I've got two doubts.
First: someone tell me of an article that explains why for example be between 100,000 and 200,000 decoy to abinitio or 15000 decoy for comparative modeling?
Second: to see the articles in the case of e.g. abinitio is informed that were N decoy, if 100,000, my doubt; was produced a total of 100,000 or 100,000 was requested in the script?
Thank you all for the help
I'm not entirely sure I understand your questions. I do know that those numbers are largely empirically determined rather than experimentally. I'm guessing Mike Tyka (presumably along with David Baker) is most likely to have published a paper that directly addresses a "number of models" question.
Comparative / homology modeling requires many fewer models than ab initio modeling because it starts with far more data (the homologous structure).
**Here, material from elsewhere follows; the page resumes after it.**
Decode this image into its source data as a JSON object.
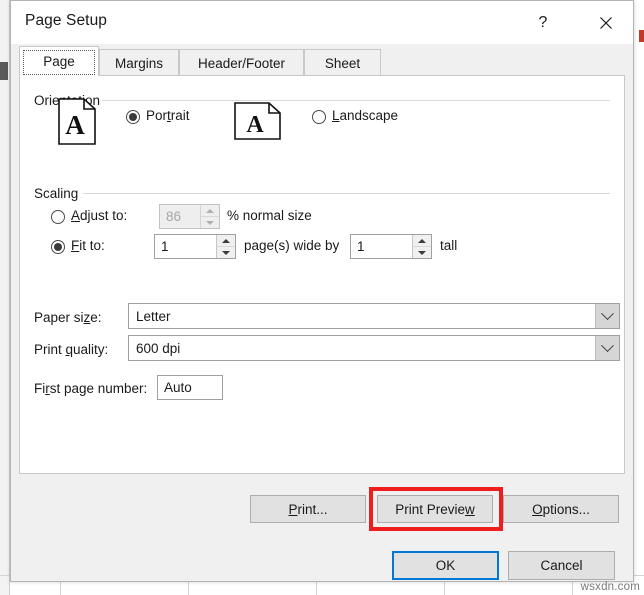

With a much better starting point, fewer models are needed to make success likely. Comparative models already starts broadly within the correct conformational well, but ab initio is forced to search all conformational wells. With Monte Carlo, success is never guaranteed.
Because Monte Carlo trajectories are independent, it is not important if all 100000 structures are requested by a single script / created in the same run. So long as the random number seed (-constant_seed -jran ####) varies to ensure sampling of different trajectories, you can use any number of separate runs of Rosetta to accumulate the number of models you need. For example, for most Rosetta protocols, the MPI mode is just a wrapper to keep the output model numbers distinct, so it's unimportant that the models are created by mostly-independent runs.